Чай из Китая был очень дорогой, потому монголы (от простого пастуха до знатного нойона), пили бадан-чай. Однако Елюй Чуцай воспитанный в китайских традициях, любил зелёный чай.
– В Каракорум приехал Берке, он сообщил, что Майтан-бий убедил башкирских биев склонить голову пред ханом Угэдэем, – Елюй Чуцай сделал маленький глоток чая. – Теперь ничто не мешает монголам дойти до Шарукани. 27 Кыпчаки враги Монгольского Улуса, и они не дадут нам жить спокойно. На ханском совете решили покончить с ними.
27
Шарукань – крупнейшее кочевое стойбище западных кыпчаков великого хана Котяна. На Руси кыпчаков звали: «половцы». Шарукань находился в том месте, где сечас располагается город Харьков.
– Для того чтобы добраться до Шарукани, нужно пройти Булгарское ханство и Русь, – покачал головой Ягун-черби.
– Берке сообщил, что Майтан-бий договорился с Пургешем, князем мокши. Тот согласен склонить голову под властью монгольского хана, – Елюй Чуцай поставил пиалу на столик. Он погладил бороду: – Пробовал Майтан-бий договриться и с Пургазом, князем эрзя. Однако тот отказался подчиниться нам. Тем хуже для него.
– Я слышал, что эрзя и мокша враждуют между собой, – Ягун-черби сделал глоток чая.
– У тебя верные данные, – кивнул Елюй Чуцай, – башкиры и мокша помогут нам одолеть эрзя. К тому же башкиры и мокша союзники булгарского хана, без них его войско слабо.
Елюй Чуцай улыбнулся:
– Мусульмане хорошие торговцы, но плохие воины. Монголы одолеют Булгарию.
– Но дальше Русь! Там много хороших воинов.
– Ты не забыл Ягун-черби свою Русь, – улыбнулся Елюй Чуцай.
Пятнадцать лет назад Ягун-черби звали Яковом, и жил он в маленьком городке Москва на окраине Владимирского княжества. Якову с двумя друзьями, Алёшей и Ефимом, пришлось бежать из Москвы. Они оказались в половецкой орде хана Бачмана. В 1222 году тёмник Субэдэй-богадур повёл два монгольских тумэна на аланов. Царь аланов Хас попросил помощи у кыпчаков. Орда Бачмана в составе половецкого войска отправилась воевать с монголами. Пошли на войну Яков, Ефим и Алёша. В стычке с монголами все трое угодили в плен, а потом судьба разлучила друзей. Алёшу и Ефима монголы продали в рабство арабскому купцу. Тот увёз их в Египет и продал на невольничьем рынке. Яков остался у монголов. Сначала он был нухуром в тумэнэ Субедея, а потом познакомился с Елюй Чуцаем. Тот, узнав, что он русский, взял его к себе.

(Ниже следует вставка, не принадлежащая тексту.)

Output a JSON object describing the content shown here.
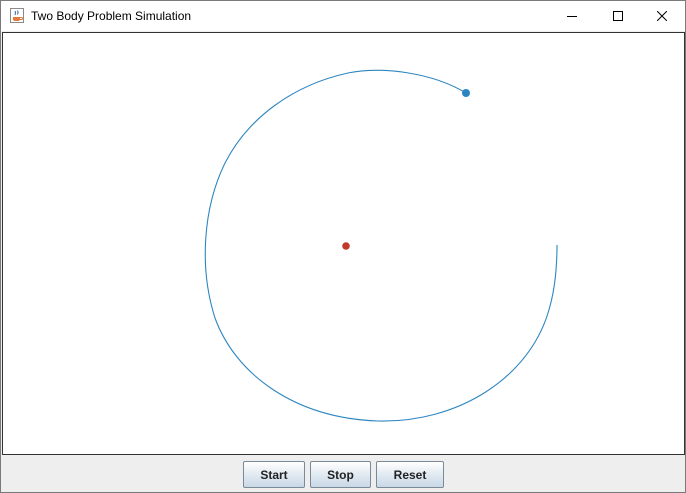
{
  "window": {
    "title": "Two Body Problem Simulation",
    "icon": "java-cup-icon"
  },
  "titlebar_buttons": {
    "minimize_icon": "minimize-icon",
    "maximize_icon": "maximize-icon",
    "close_icon": "close-icon"
  },
  "simulation": {
    "central_body_color": "#c0392b",
    "orbiting_body_color": "#2e86c1",
    "orbit_trail_color": "#2e86c1"
  },
  "controls": {
    "start_label": "Start",
    "stop_label": "Stop",
    "reset_label": "Reset"
  }
}
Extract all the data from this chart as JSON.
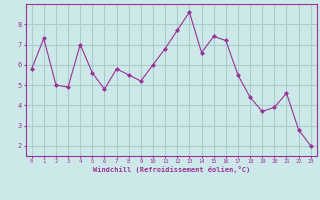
{
  "x": [
    0,
    1,
    2,
    3,
    4,
    5,
    6,
    7,
    8,
    9,
    10,
    11,
    12,
    13,
    14,
    15,
    16,
    17,
    18,
    19,
    20,
    21,
    22,
    23
  ],
  "y": [
    5.8,
    7.3,
    5.0,
    4.9,
    7.0,
    5.6,
    4.8,
    5.8,
    5.5,
    5.2,
    6.0,
    6.8,
    7.7,
    8.6,
    6.6,
    7.4,
    7.2,
    5.5,
    4.4,
    3.7,
    3.9,
    4.6,
    2.8,
    2.0
  ],
  "line_color": "#993399",
  "marker": "D",
  "marker_size": 2,
  "bg_color": "#cce8e8",
  "grid_color": "#aacccc",
  "xlabel": "Windchill (Refroidissement éolien,°C)",
  "xlabel_color": "#993399",
  "tick_color": "#993399",
  "xlim": [
    -0.5,
    23.5
  ],
  "ylim": [
    1.5,
    9.0
  ],
  "yticks": [
    2,
    3,
    4,
    5,
    6,
    7,
    8
  ],
  "xticks": [
    0,
    1,
    2,
    3,
    4,
    5,
    6,
    7,
    8,
    9,
    10,
    11,
    12,
    13,
    14,
    15,
    16,
    17,
    18,
    19,
    20,
    21,
    22,
    23
  ]
}
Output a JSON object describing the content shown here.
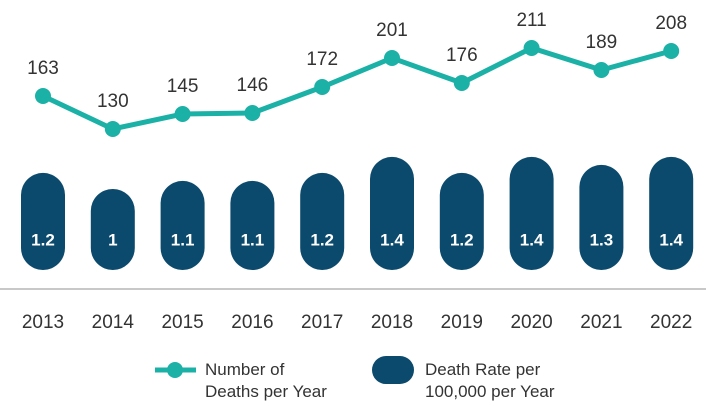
{
  "chart_data": {
    "type": "bar",
    "categories": [
      "2013",
      "2014",
      "2015",
      "2016",
      "2017",
      "2018",
      "2019",
      "2020",
      "2021",
      "2022"
    ],
    "series": [
      {
        "name": "Number of\nDeaths per Year",
        "type": "line",
        "axis": "y2",
        "color": "#1bb1a6",
        "values": [
          163,
          130,
          145,
          146,
          172,
          201,
          176,
          211,
          189,
          208
        ]
      },
      {
        "name": "Death Rate per\n100,000 per Year",
        "type": "bar",
        "axis": "y",
        "color": "#0b4a6c",
        "values": [
          1.2,
          1.0,
          1.1,
          1.1,
          1.2,
          1.4,
          1.2,
          1.4,
          1.3,
          1.4
        ]
      }
    ],
    "ylim": [
      0,
      3.36
    ],
    "y2lim": [
      0,
      259
    ],
    "grid": false
  }
}
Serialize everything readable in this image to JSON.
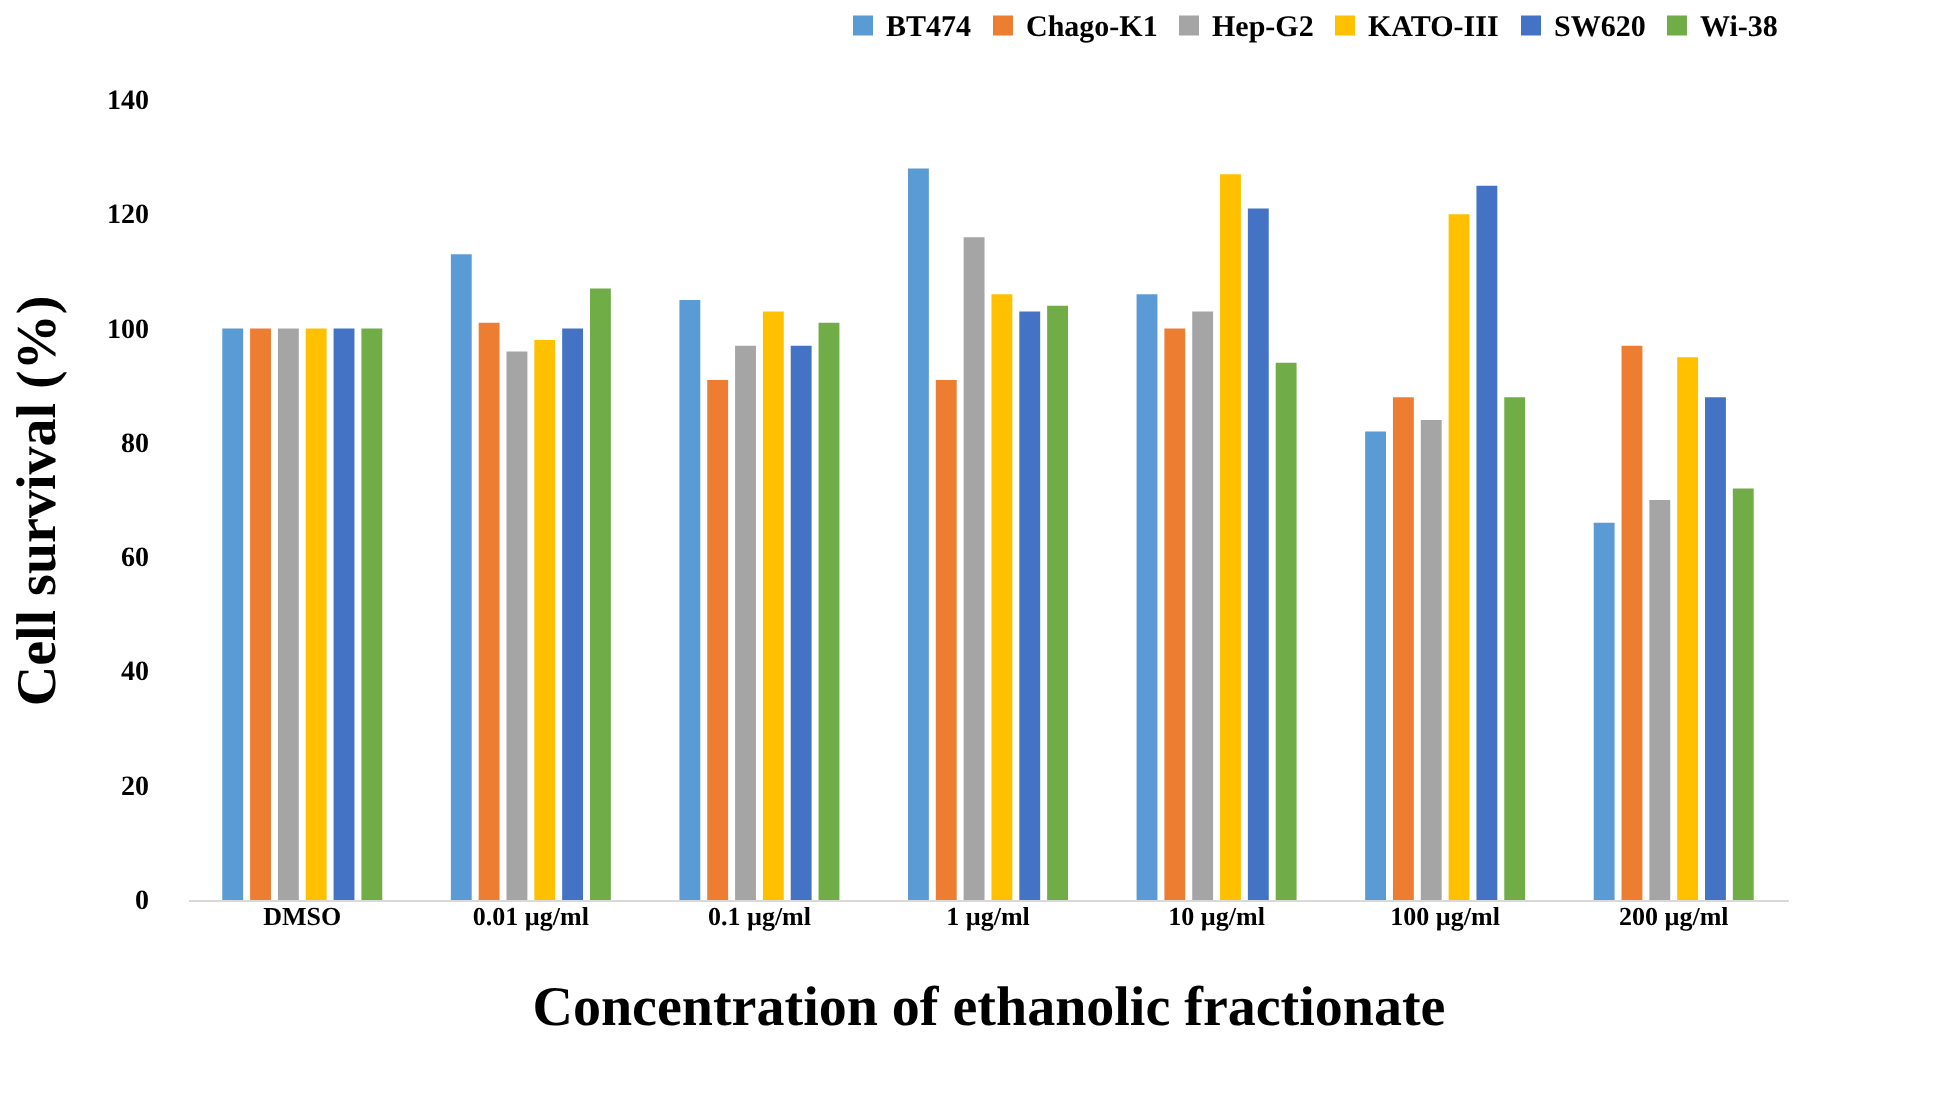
{
  "chart_data": {
    "type": "bar",
    "xlabel": "Concentration of ethanolic fractionate",
    "ylabel": "Cell survival (%)",
    "categories": [
      "DMSO",
      "0.01 µg/ml",
      "0.1 µg/ml",
      "1 µg/ml",
      "10 µg/ml",
      "100 µg/ml",
      "200 µg/ml"
    ],
    "ylim": [
      0,
      140
    ],
    "yticks": [
      0,
      20,
      40,
      60,
      80,
      100,
      120,
      140
    ],
    "grid": false,
    "legend": "top right",
    "series": [
      {
        "name": "BT474",
        "color": "#5b9bd5",
        "values": [
          100,
          113,
          105,
          128,
          106,
          82,
          66
        ]
      },
      {
        "name": "Chago-K1",
        "color": "#ed7d31",
        "values": [
          100,
          101,
          91,
          91,
          100,
          88,
          97
        ]
      },
      {
        "name": "Hep-G2",
        "color": "#a5a5a5",
        "values": [
          100,
          96,
          97,
          116,
          103,
          84,
          70
        ]
      },
      {
        "name": "KATO-III",
        "color": "#ffc000",
        "values": [
          100,
          98,
          103,
          106,
          127,
          120,
          95
        ]
      },
      {
        "name": "SW620",
        "color": "#4472c4",
        "values": [
          100,
          100,
          97,
          103,
          121,
          125,
          88
        ]
      },
      {
        "name": "Wi-38",
        "color": "#70ad47",
        "values": [
          100,
          107,
          101,
          104,
          94,
          88,
          72
        ]
      }
    ]
  }
}
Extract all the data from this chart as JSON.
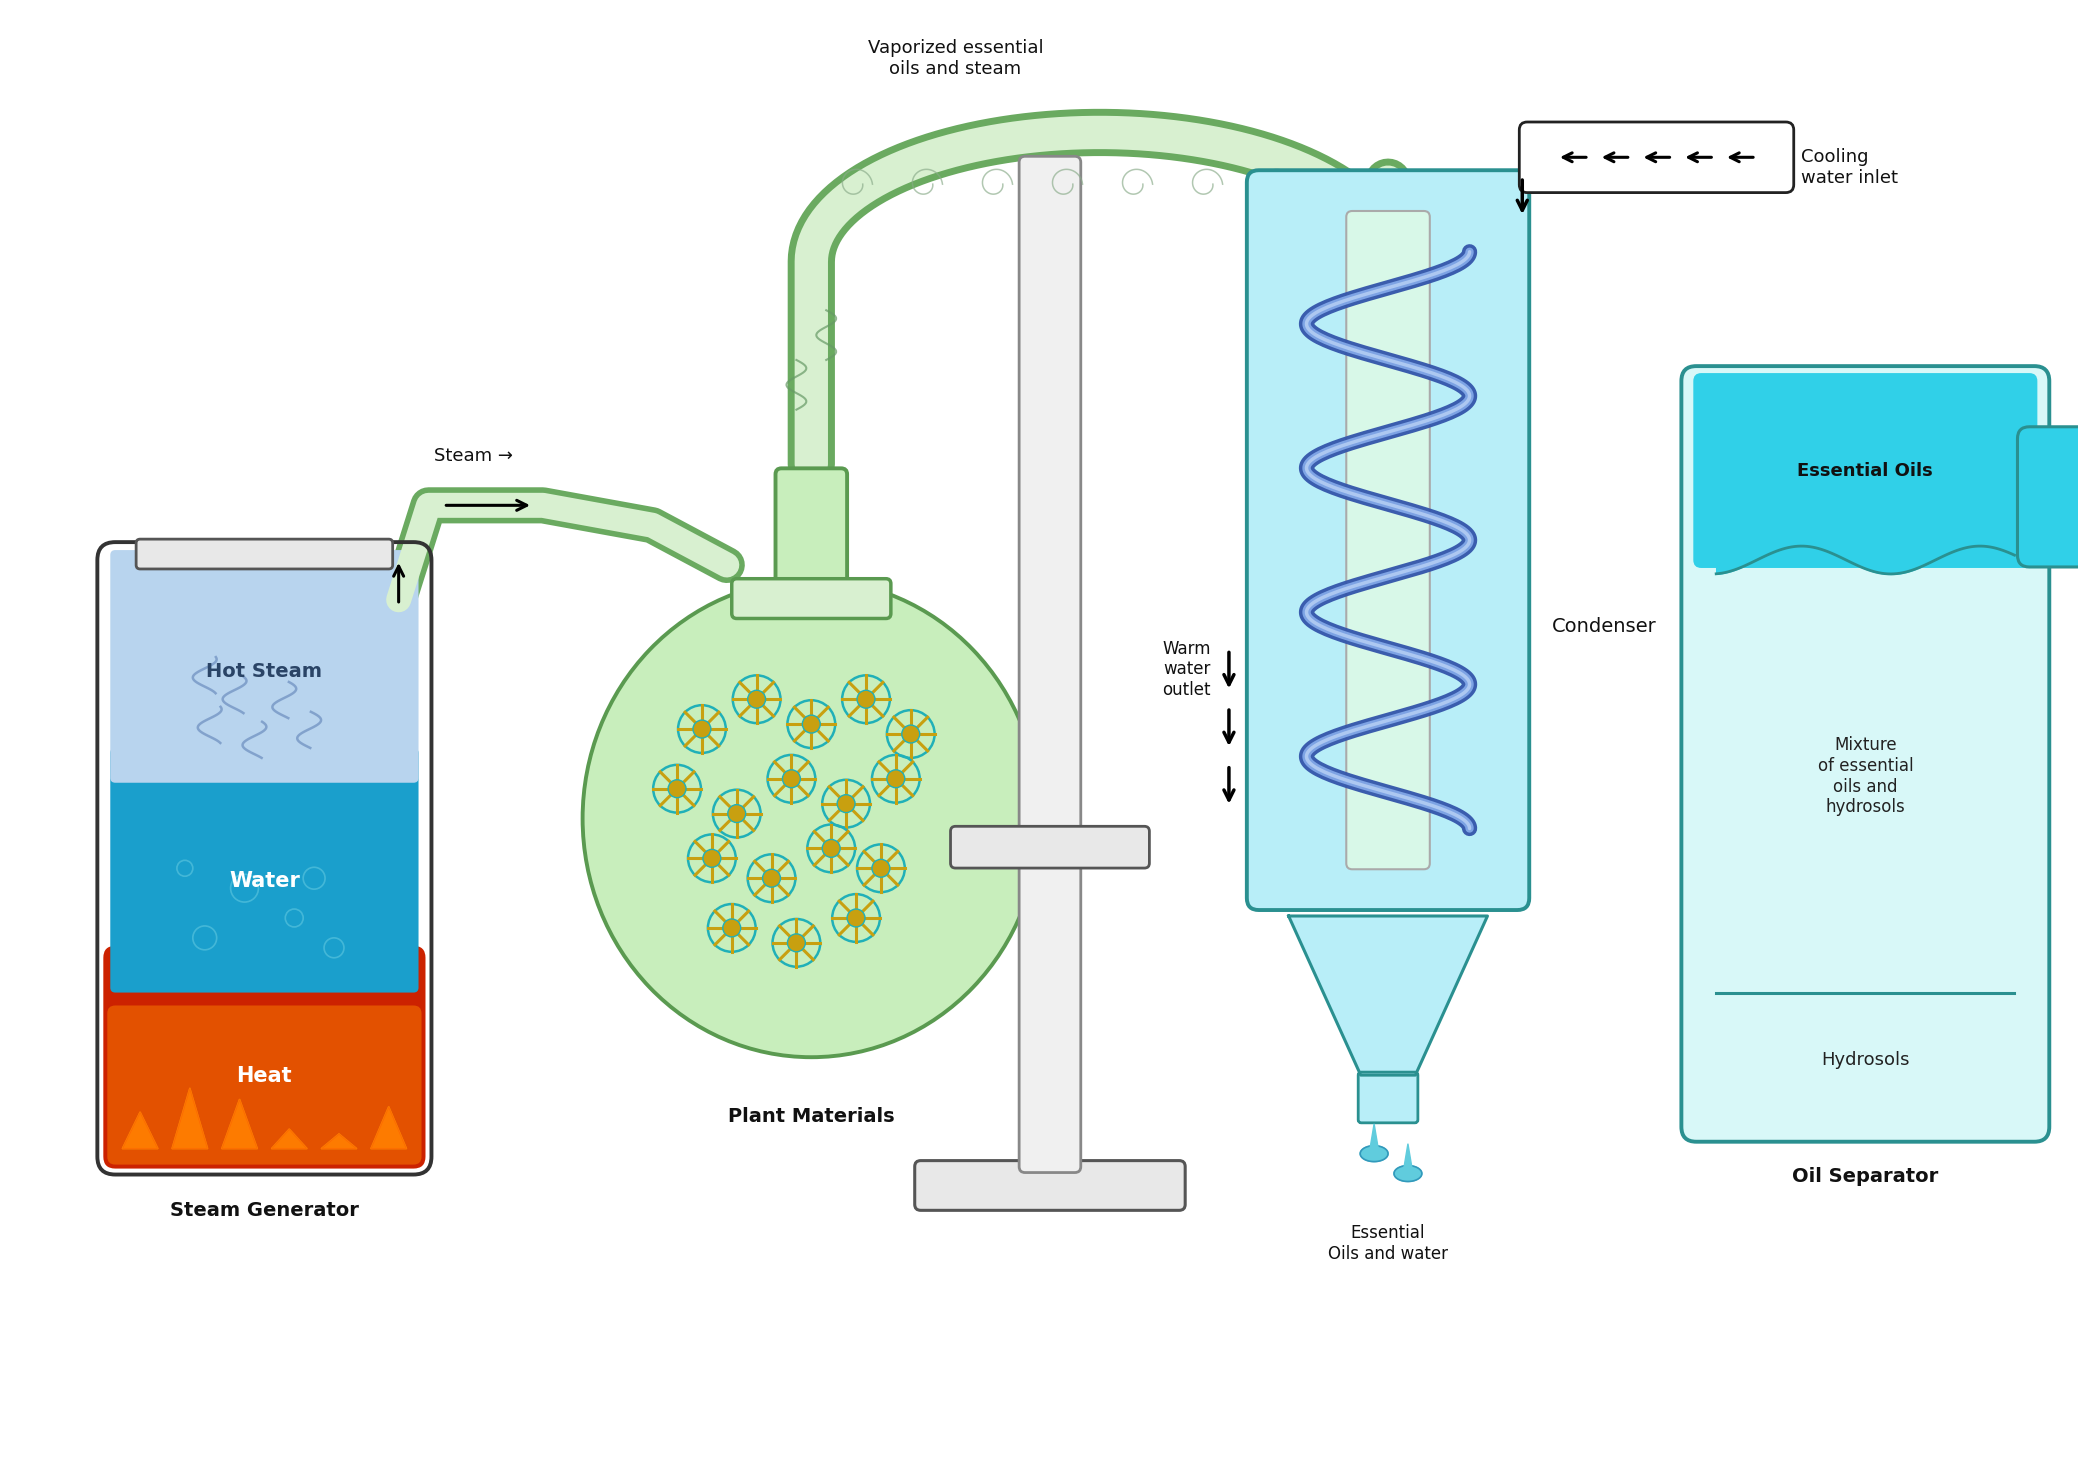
{
  "bg_color": "#ffffff",
  "labels": {
    "steam_generator": "Steam Generator",
    "hot_steam": "Hot Steam",
    "water": "Water",
    "heat": "Heat",
    "steam_label": "Steam →",
    "plant_materials": "Plant Materials",
    "vaporized": "Vaporized essential\noils and steam",
    "condenser": "Condenser",
    "cooling_water_inlet": "Cooling\nwater inlet",
    "warm_water_outlet": "Warm\nwater\noutlet",
    "essential_oils_water": "Essential\nOils and water",
    "oil_separator": "Oil Separator",
    "essential_oils": "Essential Oils",
    "mixture": "Mixture\nof essential\noils and\nhydrosols",
    "hydrosols": "Hydrosols"
  },
  "colors": {
    "bg_color": "#ffffff",
    "steam_top": "#b8d4ee",
    "water_blue": "#1a9fcc",
    "heat_red": "#cc2200",
    "heat_orange": "#ee6600",
    "flame_yellow": "#ffaa00",
    "flask_fill": "#c8eebc",
    "flask_border": "#5a9a50",
    "pipe_fill": "#d8f0d0",
    "pipe_border": "#6aaa60",
    "condenser_fill": "#b8eef8",
    "condenser_border": "#2a9090",
    "inner_tube_fill": "#d8f8e8",
    "coil_dark": "#3355aa",
    "coil_light": "#8ab0ee",
    "separator_fill": "#d8f8f8",
    "separator_border": "#2a9090",
    "essential_oil_fill": "#30d0e8",
    "funnel_fill": "#b8eef8",
    "drop_color": "#60ccdd",
    "text_dark": "#111111",
    "text_white": "#ffffff",
    "arrow_color": "#111111",
    "wisp_color": "#6688bb",
    "flower_ring": "#20b0b8",
    "flower_petal": "#c8a010",
    "pipe_gray_fill": "#f0f0f0",
    "pipe_gray_border": "#888888",
    "base_fill": "#e8e8e8",
    "base_border": "#555555"
  }
}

– Недавно я беседовал с купцом из Бухары. Он торгует на Руси, – Елюй Чуцай взял пиалу со столика. Сделал глоток чая: – Купец сказал, что между русскими нет мира. Их князья воюют друг с другом. В таком случае, мы перебьём их поодиночке.
Елюй Чуцай усмехнулся, заметив, как дрогнуло лицо Якова.
– Испугался?
– На Руси у меня остались родители, братья и сёстры.
– Да, есть чего опасаться, – вздохнул Елюй Чуцай. Он допил свой чай: – Будем надеяться на благоразумие русских князей. Однако гораздо страшнее сабли нухуров, алчность купцов. Едва великий хан принял решение о западном походе, Абдурахман послал гонца к Махмуду Явлачу. Купцы могут уговорить Угэдэя, отдать им на откуп сбор дани на Руси. Они пытались это сделать в Китае, но я помешал им.